Any advice will be received with all wishes of Karma for the sender.
Last edited by thorkelljarl; 03-11-2017 at 01:50 PM.
When you say that you have "backup", what does that mean? Do you have a backup of your entire home folder or partition somewhere? How old is that backup?
I have copies of the files that were stored in the various folders in /home on an external HDD, but not a backup such as with the program Back in Time. It is inconvenient but not fatal that my bookmarks and the settings for /home are not at hand.

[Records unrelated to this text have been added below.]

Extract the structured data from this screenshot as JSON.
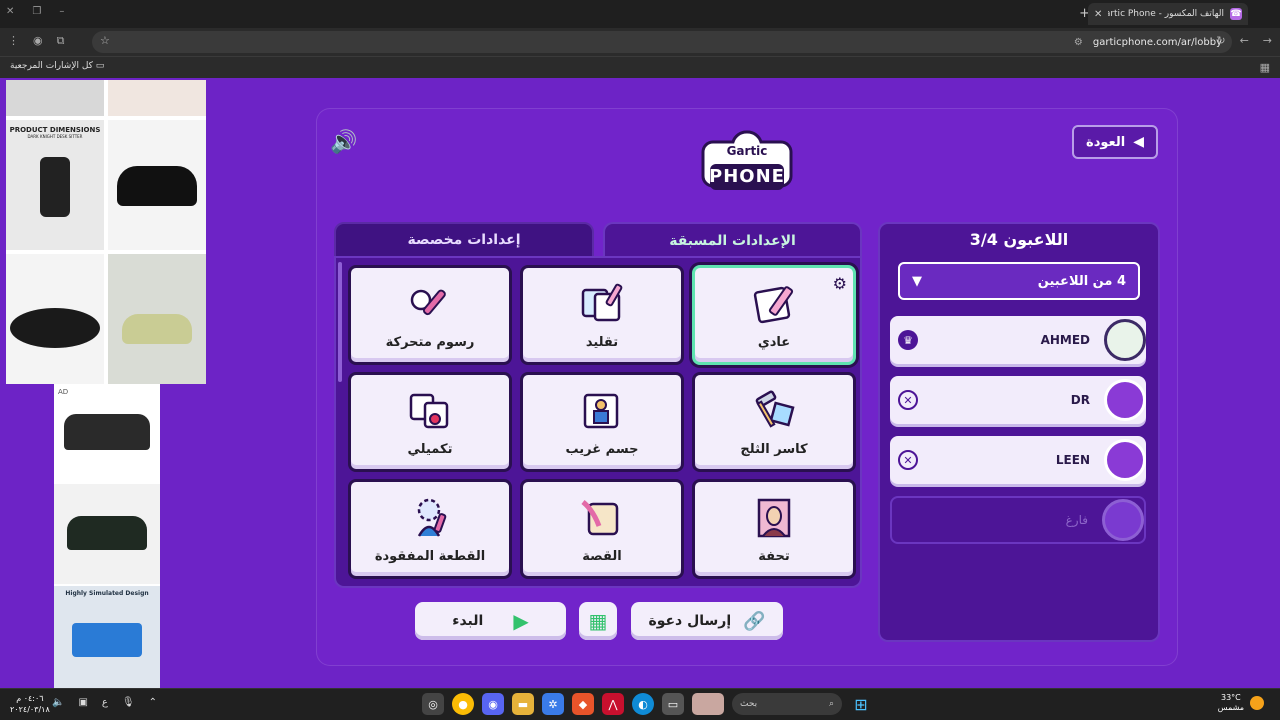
{
  "browser": {
    "tab_title": "الهاتف المكسور - Gartic Phone",
    "url": "garticphone.com/ar/lobby",
    "bookmarks_label": "كل الإشارات المرجعية"
  },
  "ads": {
    "banner1": "PRODUCT DIMENSIONS",
    "banner1_sub": "DARK KNIGHT DESK SITTER",
    "ad_badge": "AD",
    "banner2": "Highly Simulated Design"
  },
  "game": {
    "back_label": "العودة",
    "logo_top": "Gartic",
    "logo_bottom": "PHONE",
    "players_title": "اللاعبون 3/4",
    "players_select": "4 من اللاعبين",
    "players": [
      {
        "name": "AHMED",
        "action": "crown"
      },
      {
        "name": "DR",
        "action": "kick"
      },
      {
        "name": "LEEN",
        "action": "kick"
      },
      {
        "name": "فارغ",
        "action": "none"
      }
    ],
    "tab_preset": "الإعدادات المسبقة",
    "tab_custom": "إعدادات مخصصة",
    "modes": [
      {
        "label": "عادي",
        "selected": true
      },
      {
        "label": "تقليد",
        "selected": false
      },
      {
        "label": "رسوم متحركة",
        "selected": false
      },
      {
        "label": "كاسر الثلج",
        "selected": false
      },
      {
        "label": "جسم غريب",
        "selected": false
      },
      {
        "label": "تكميلي",
        "selected": false
      },
      {
        "label": "تحفة",
        "selected": false
      },
      {
        "label": "القصة",
        "selected": false
      },
      {
        "label": "القطعة المفقودة",
        "selected": false
      }
    ],
    "start_label": "البدء",
    "invite_label": "إرسال دعوة"
  },
  "taskbar": {
    "search_placeholder": "بحث",
    "weather_temp": "33°C",
    "weather_desc": "مشمس",
    "time": "٠٤:٠٦ م",
    "date": "٢٠٢٤/٠٣/١٨",
    "lang": "ع"
  },
  "colors": {
    "bg": "#6d23c6",
    "panel": "#4d1597",
    "selected": "#5fe3b0",
    "card": "#f3eefb"
  }
}
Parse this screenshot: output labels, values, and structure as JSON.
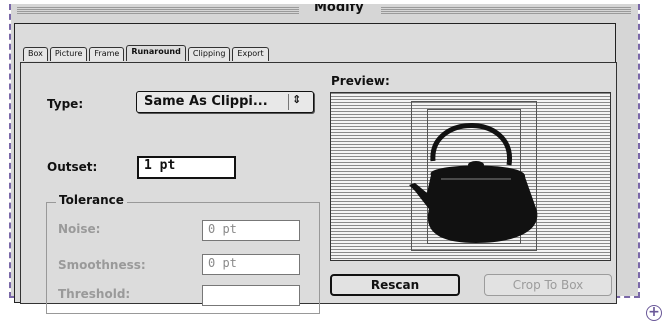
{
  "window": {
    "title": "Modify"
  },
  "tabs": [
    {
      "label": "Box",
      "active": false
    },
    {
      "label": "Picture",
      "active": false
    },
    {
      "label": "Frame",
      "active": false
    },
    {
      "label": "Runaround",
      "active": true
    },
    {
      "label": "Clipping",
      "active": false
    },
    {
      "label": "Export",
      "active": false
    }
  ],
  "runaround": {
    "type_label": "Type:",
    "type_value": "Same As Clippi...",
    "type_arrows": "⇕",
    "outset_label": "Outset:",
    "outset_value": "1 pt"
  },
  "tolerance": {
    "title": "Tolerance",
    "noise_label": "Noise:",
    "noise_value": "0 pt",
    "smoothness_label": "Smoothness:",
    "smoothness_value": "0 pt",
    "threshold_label": "Threshold:",
    "threshold_value": ""
  },
  "preview": {
    "label": "Preview:",
    "image_icon": "teapot-icon"
  },
  "buttons": {
    "rescan": "Rescan",
    "crop_to_box": "Crop To Box"
  },
  "colors": {
    "dialog_bg": "#d6d6d6",
    "crop_border": "#7a68a8",
    "disabled_text": "#9a9a9a"
  },
  "overlay": {
    "zoom_icon": "zoom-in-icon",
    "zoom_glyph": "+"
  }
}
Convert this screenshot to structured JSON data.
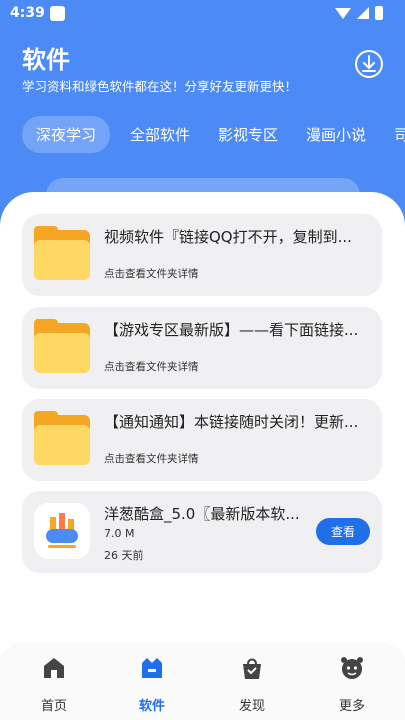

Unfortunately, Linux did exactly what you told it to do. I hate it when it does that!
Certainly, do not write anything to the harddrive (intentionally - there's lots of writing that is beyond your control). And shut it down (cleanly) as soon as possible. Boot from a LiveCD - my preference is "SysRescueCD". Mount the harddrive you are recovering from as read-only. After that, try the "photorec" command. Make sure anything recovered by photorec is written to a different device (not the harddrive you are trying to recover from - if you have mounted it read-only as I mentioned, you would be protected already).
If photorec doesn't save you, there's not much left, in the "easy" department, except going to your backups and recovering as much from there as possible. There are other file recovery things you could try, but they get involved and complicated, and probably aren't worth it in your case, since you have backups you can fall back to instead.